What About My Privacy?

Your cord blood donation will be completely anonymous.

When Is It Collected?

Cord blood is generally collected in the 10 minutes immediately after your baby is born, which means you’re going to be so focused on other things you’ll never even notice. No blood is collected directly from your baby.

How Much Does It Cost?

You can donate cord blood at no cost. (Free free free!) The March of Dimes estimates current rates for private storage at $1,700 to $2,000 for the collection, plus a yearly storage fee of $125.

How Do I Decide Between Private Banking and Donation?

Also from the March of Dimes:

How likely is a baby to someday need treatment with his own stem cells? It is very unlikely that a baby will need a transplant of his own cord-blood stem cells (the chances are estimated at about 1 in 2,700). If a child does require a stem-cell transplant, his own stem cells usually are not the safest or most effective source of stem cells for treatment, especially in cases of childhood cancers or inherited (genetic) disorders. For these reasons, the American Academy of Pediatrics (AAP) considers unwise the private storage of cord blood as biological insurance by families who do not have a history of the disorders mentioned above. However, the AAP and many scientists favor the collection and storage of cord blood in public banks to be used for unrelated recipients who urgently need blood cell transplants.

How Can I Bank/Donate?

Before your 34th week of pregnancy, let your local cord blood bank (and your doctor) know you’re interested in cord blood collection. This allows the bank time to send you a collection kit.

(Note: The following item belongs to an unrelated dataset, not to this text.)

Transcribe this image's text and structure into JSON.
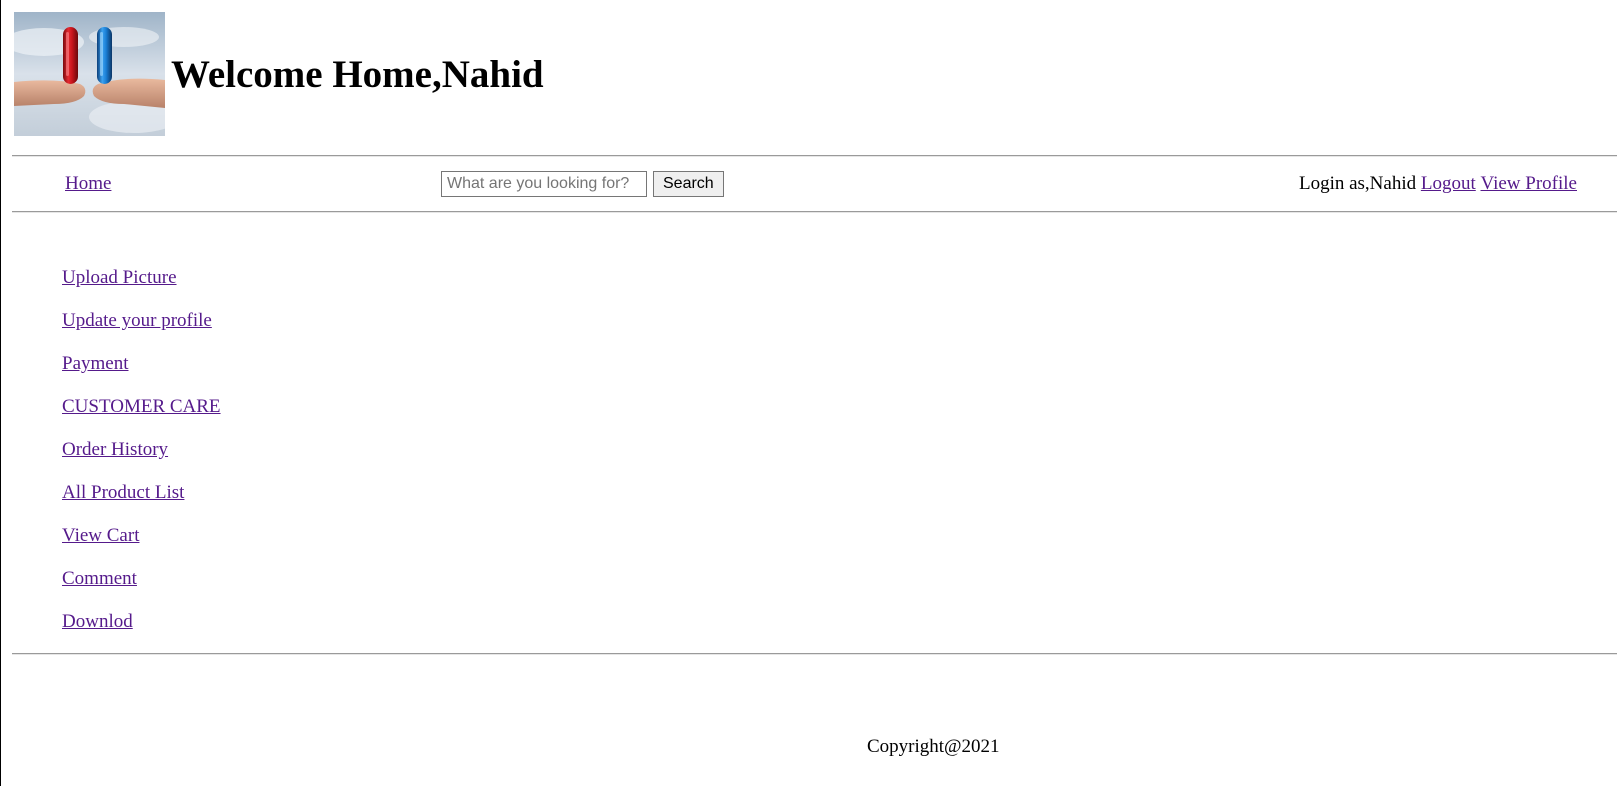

Where Can I Find More Information?

The National Marrow Donor Program has links that will help you understand the process, learn how and when and where you can either store or donate your cord blood, and what you need to do now. The March of Dimes has additional information.

What I’m Thinking

Until today, I thought cord blood banking was only for private use, and I personally couldn’t justify spending that much money on what is basically flawed insurance I might not ever need. It made sense for other families, but not for mine. But now that I know I can donate my baby’s cord blood? And that it’s an easy, no-cost, painless chance to possibly help someone with a life-threatening disease? And that my hospital is on this list of facilities who work directly with local cord blood banks? I’ve made my decision: I’m donating my baby’s cord blood and maybe together we’ll save someone’s life.

Have you looked into cord blood collection? Do you have any plans to bank or donate?